Tu écris toujours ? (45)

Conseils aux écrivains qui cherchent un emploi


Puisque notre déplaisante société commande aux écrivains de perdre du temps dans un métier alimentaire, il faut dégoter la perle rare, un job qui vous permette d’être payé à ne rien faire. Ce sera dur.

Pour de multiples raisons dont nous nous fichons éperdument, les écrivains dépourvus de rente ou d’héritage cherchent souvent un emploi. Je dis bien un emploi et non un travail car tous les écrivains ont du travail. Ce fléau, personne ne peut y échapper et même si vous voulez mener une vie de fainéant, cela vous demandera du travail. Si j’avais trouvé le moyen d’écrire des livres sans que cela m’eût demandé du travail, j’aurais fait breveter le système et j’aurais fait fortune, ce qui m’aurait permis de me consacrer entièrement à la littérature voire de ne pas me consacrer à quoi que ce soit. Ceci n’est qu’un rêve qui aura peut-être une chance de se réaliser dans un monde meilleur à moins qu’il ne soit déjà la réalité dans un lointain système solaire mieux réussi que le nôtre car organisé selon des lois physiques ne condamnant pas toute créature à travailler à sa survie et par la même occasion tout écrivain à s’employer à autre chose qu’à la littérature.
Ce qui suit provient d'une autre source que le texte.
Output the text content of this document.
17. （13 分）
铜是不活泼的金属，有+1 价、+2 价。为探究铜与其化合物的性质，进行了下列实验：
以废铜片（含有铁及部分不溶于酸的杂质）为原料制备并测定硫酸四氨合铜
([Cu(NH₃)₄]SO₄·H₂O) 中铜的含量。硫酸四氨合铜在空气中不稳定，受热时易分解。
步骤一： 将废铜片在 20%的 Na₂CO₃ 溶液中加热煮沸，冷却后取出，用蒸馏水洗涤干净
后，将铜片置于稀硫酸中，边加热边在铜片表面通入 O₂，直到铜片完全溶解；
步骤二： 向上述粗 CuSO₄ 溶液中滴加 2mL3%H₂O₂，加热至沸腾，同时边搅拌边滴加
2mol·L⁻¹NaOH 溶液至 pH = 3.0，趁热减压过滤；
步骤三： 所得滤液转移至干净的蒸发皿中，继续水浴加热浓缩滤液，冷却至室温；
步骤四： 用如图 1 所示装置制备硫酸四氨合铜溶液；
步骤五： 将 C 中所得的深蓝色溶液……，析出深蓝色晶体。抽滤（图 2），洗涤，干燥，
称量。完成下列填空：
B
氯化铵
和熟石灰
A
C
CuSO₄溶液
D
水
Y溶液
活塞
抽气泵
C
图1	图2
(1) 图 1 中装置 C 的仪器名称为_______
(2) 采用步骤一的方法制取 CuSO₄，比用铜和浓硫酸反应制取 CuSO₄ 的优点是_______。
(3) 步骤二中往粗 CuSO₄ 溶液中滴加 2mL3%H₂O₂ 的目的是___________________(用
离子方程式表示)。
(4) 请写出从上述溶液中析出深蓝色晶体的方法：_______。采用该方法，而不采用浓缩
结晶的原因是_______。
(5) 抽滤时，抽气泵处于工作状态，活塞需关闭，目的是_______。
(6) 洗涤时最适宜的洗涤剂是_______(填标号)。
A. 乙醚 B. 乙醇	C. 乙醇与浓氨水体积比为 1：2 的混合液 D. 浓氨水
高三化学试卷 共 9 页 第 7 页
Nous entrons là dans la science-fiction.

Conscient des réalités du marché du travail et des menaces proférées au sommet de l’État à l’encontre de ceux qui n’ont pas forcément envie de « gagner plus », vous voilà prêt à épousseter des tombes, à vous faire faux boiteux gardien d’usine désaffectée comme dans le film Marius et Jeannette, à broyer des archives, à surveiller des maisons piégées pendant les vacances, à promener des chiwawas de duchesses, à faire la lecture à des sourds et à raconter la télé à des aveugles. Dans tous les cas, vous avez vos chances, à condition de respecter une règle : savoir rester discret sur vos activités littéraires. Une existence d’écrivain clandestin se profile. Vous devez vous y préparer. L’idéal serait évidemment d’arrêter d’écrire mais on ne se refait pas et chassez le naturel et il revient au galop et qui a bu boira... Il ne faut pas dire que vous êtes écrivain. Vous le savez depuis longtemps. Vladimir Nabokov l’affirmait déjà en constatant que se présenter comme écrivain n’était pas le meilleur moyen de séduire les Lolitas, alors vous pensez, les employeurs...
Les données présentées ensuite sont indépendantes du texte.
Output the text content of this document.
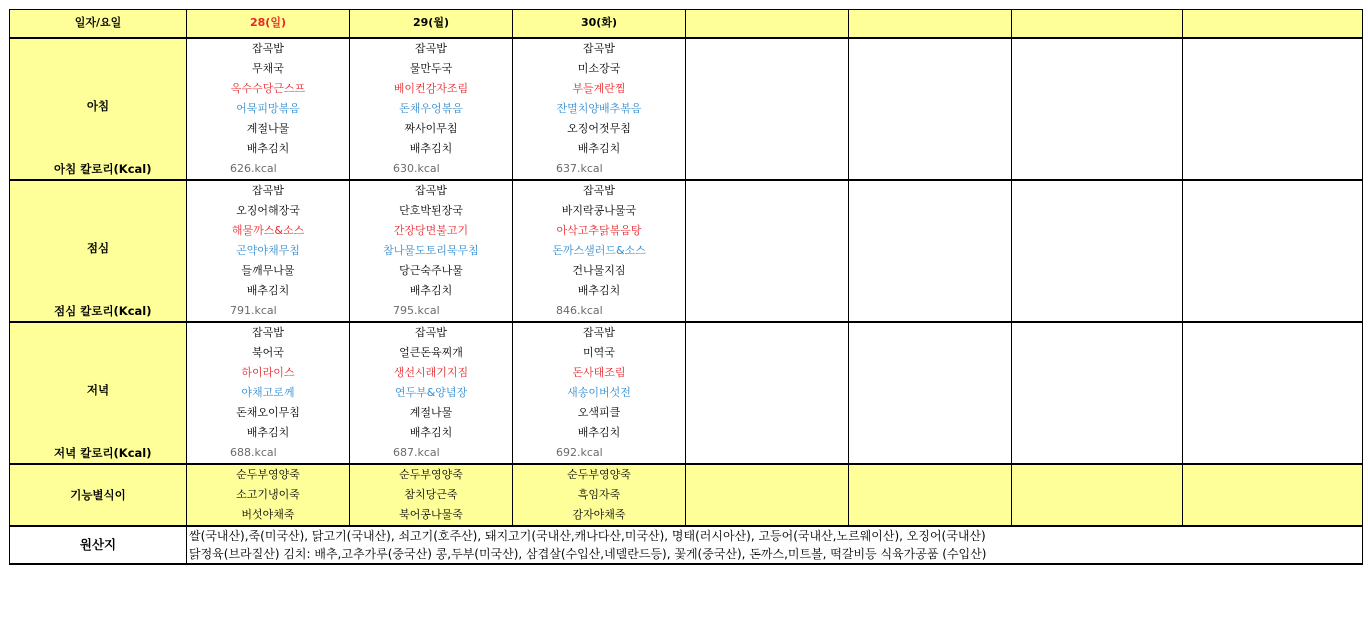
일자/요일	28(일)	29(월)	30(화)				
아침	잡곡밥	잡곡밥	잡곡밥				
	무채국	물만두국	미소장국				
	옥수수당근스프	베이컨감자조림	부들계란찜				
	어묵피망볶음	돈채우엉볶음	잔멸치양배추볶음				
	계절나물	짜사이무침	오징어젓무침				
	배추김치	배추김치	배추김치				
아침 칼로리(Kcal)	626.kcal	630.kcal	637.kcal				
점심	잡곡밥	잡곡밥	잡곡밥				
	오징어해장국	단호박된장국	바지락콩나물국				
	해물까스&소스	간장당면불고기	아삭고추닭볶음탕				
	곤약야채무침	참나물도토리묵무침	돈까스샐러드&소스				
	들깨무나물	당근숙주나물	건나물지짐				
	배추김치	배추김치	배추김치				
점심 칼로리(Kcal)	791.kcal	795.kcal	846.kcal				
저녁	잡곡밥	잡곡밥	잡곡밥				
	북어국	얼큰돈육찌개	미역국				
	하이라이스	생선시래기지짐	돈사태조림				
	야채고로께	연두부&양념장	새송이버섯전				
	돈채오이무침	계절나물	오색피클				
	배추김치	배추김치	배추김치				
저녁 칼로리(Kcal)	688.kcal	687.kcal	692.kcal				
기능별식이	순두부영양죽	순두부영양죽	순두부영양죽				
	소고기냉이죽	참치당근죽	흑임자죽				
	버섯야채죽	북어콩나물죽	감자야채죽				
원산지	쌀(국내산),죽(미국산), 닭고기(국내산), 쇠고기(호주산), 돼지고기(국내산,캐나다산,미국산), 명태(러시아산), 고등어(국내산,노르웨이산), 오징어(국내산)						
	닭정육(브라질산) 김치: 배추,고추가루(중국산) 콩,두부(미국산), 삼겹살(수입산,네델란드등), 꽃게(중국산), 돈까스,미트볼, 떡갈비등 식육가공품 (수입산)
Chercheur d’emploi confronté à un sergent recruteur dont vous avez envie de vous payer la tête parce que le boulot dont il vous juge de toute façon indigne vous paraît inepte, essayez juste une fois pour rire de mesurer l’effet somptueusement dévastateur sur l’entretien d’embauche de cet aveu : « pendant mon temps libre, j’écris ». Si le job vous paraît convenable, faites l’impasse sur l’écriture. Tout ce que vous voulez mais pas écrivain. Tout ce qui vous passe par la tête (je fais de la planche à voile, du ping-pong, du lancer de Père-Noël, du kidnapping de nain de jardin, de la pêche à l’holothurie, de la chasse à l’échinocoque, je me pends au lustre, je m’esbaudis es champs... Tout, vous dis-je, mais pas écrivain. C’est trop mal vu par les employeurs. Certains vont même confondre avec poète et alors là, par ici la sortie.

Si, par malchance, l’employeur à qui vous dissimulez votre honteuse activité est tombé sur votre blog ou s’il a déjà vu vos livres dans une librairie, répondez qu’il ne s’agit pas de vous mais d’un cousin éloigné, vraiment très éloigné.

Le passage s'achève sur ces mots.